Commentary by Walter Albritton

 

May 28, 2006

 

The Wise Woman Who Serves the Lord Deserves Our Praise

 

Proverbs 31

 

Key Verse: Charm is deceitful, and beauty is vain, but a woman who fears the Lord is to be praised. – Proverbs 31:30

 

          King Lemuel was a blessed man – if he found the sort of wife his mother wanted him to choose! However, he may have looked for years in vain. The wife described in Proverbs 31 is no ordinary woman. We can only hope the king found such a prize to become his bride.

          This poetic description of a wise or worthy wife gives us a chance today to celebrate the qualities that make a Christian woman worthy of the praise of her family and her friends. I add the word “Christian” because that is the perspective from which we should study the Book of Proverbs. We are, after all, on the other side of the Cross from the king’s mother. Thus we may amend verse 30 to have it read, “a woman who fears the Lord Jesus Christ is to be praised.”

          This is where the Christian woman begins – with reverence for her Lord Jesus Christ. All her praiseworthy attitudes are chosen out of a desire to serve her Lord.      She works diligently and eagerly for one reason – to honor Christ. In fact, everything she does is not to feather her own nest but to help others – and this out of love for Christ.

          Some women jabber endlessly about their good deeds – how much they are doing for others. The wise Christian woman does not sing her own praises. She serves quietly, humbly, allowing her husband, her children, and other sing her praises. Alexander Maclaren aptly says, “It is well when our deeds are the trumpeters of our fame.”

          The king’s mother pictures the wise woman as one who “speaks with wisdom.” Self-praise is detestable. The woman who is wise always has “kindness” or “faithful instruction” on her tongue. An automobile dealer boasts that he “lets his customers do the talking.” The worthy wife will let her deeds do the talking. That allows her works to “bring her praise at the city gate.”

          In my mature years I began to realize that my mother was a wise Christian woman, and I had the good fortune to marry such a woman. My mother worked hard, from sunrise till dark, but she never complained of “having” to work. She worked willingly, and unselfishly, to meet the needs of her family. She gladly ignored her personal desires in order to devote herself fully to the needs of her husband and her children.

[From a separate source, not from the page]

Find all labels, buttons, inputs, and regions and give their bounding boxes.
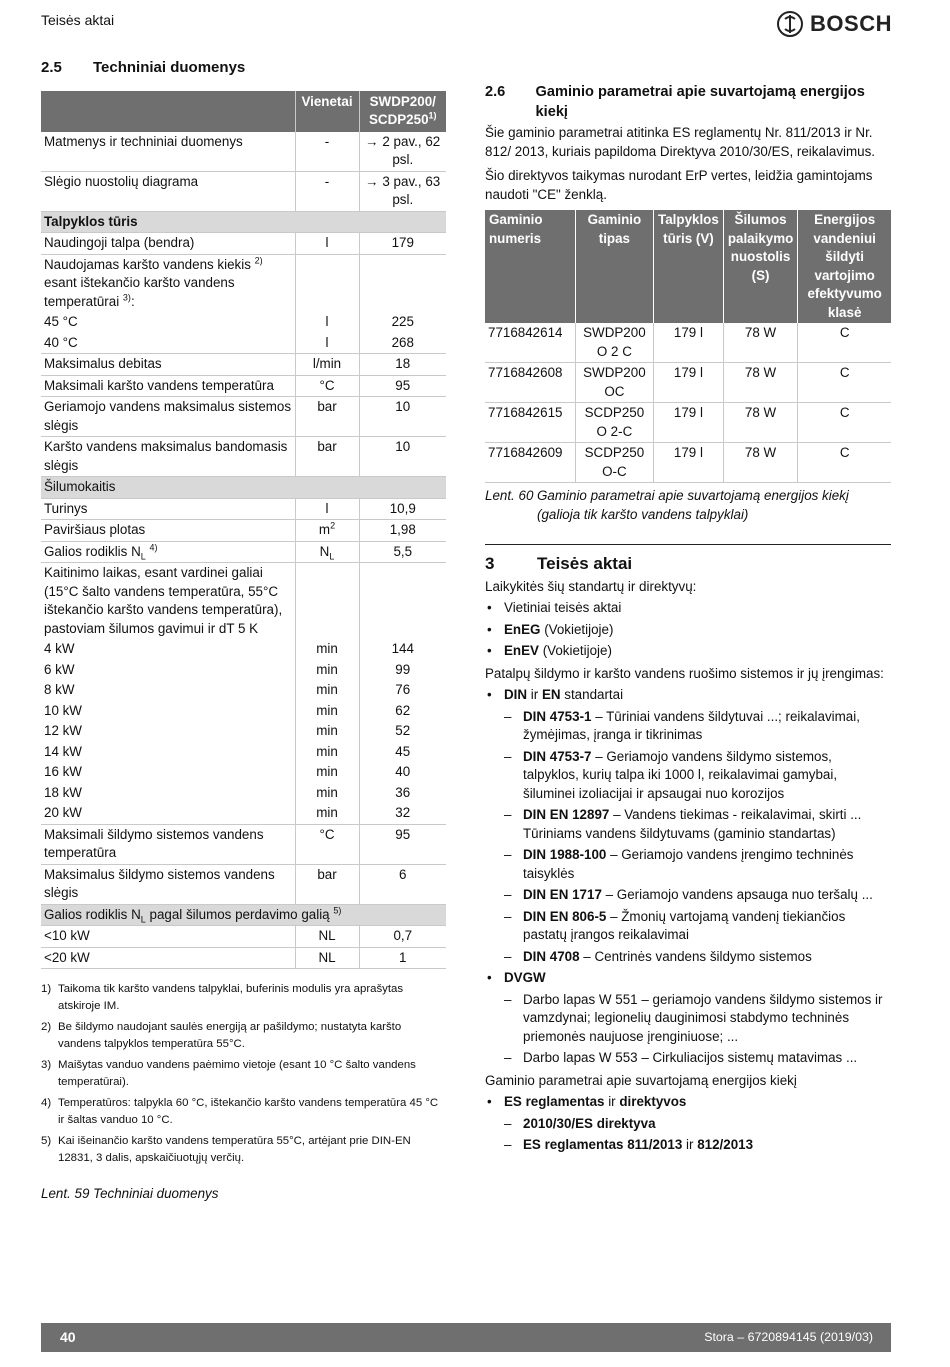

          Mom watched over the affairs of her home like a mother hen, and we never saw her “eat the bread of idleness.” Indeed she taught her children, by precept and example, the Protestant ethic of hard work! I realize now that she was indeed the glue that held our family together through thick and thin.

          My wife has been like that – unselfishly working her fingers “to the bone” to make ends meet when the children were growing up and making me grateful that she always put the family first. Her sons may not know it, but I know it, and God knows it, that she “did without” a hundred times so that her boys could have what they needed. Even today she will buy clothes from a consignment shop so that she can have more money to give to the missionaries we support.

          I will gladly testify that my wife is “worth far more than rubies” and I do have “full confidence in her.” To say that she has brought me “good, not harm, all the days of her life” is an understatement!

          Both my mom and my wife were wise when it came to charm and beauty. God rewarded them for seeking the beauty that does not fade; He gave them that inner beauty that comes to women who put Christ first by serving others with compassion and unselfishness.

          Young men would be wise to seek such a wife as the mother of King Lemuel wanted her son to marry. Young women would be wise to cultivate those qualities that make a home a place of peace and Christlike love –the kind of home that makes folks want to take off their shoes and stay awhile. The Christian woman who serves Christ by seeking such a life is wise and worthy, and most deserving of our praise. Her deeds will become the trumpeters of her fame. Even more important, she will have the gift of inner peace – and be at peace with God.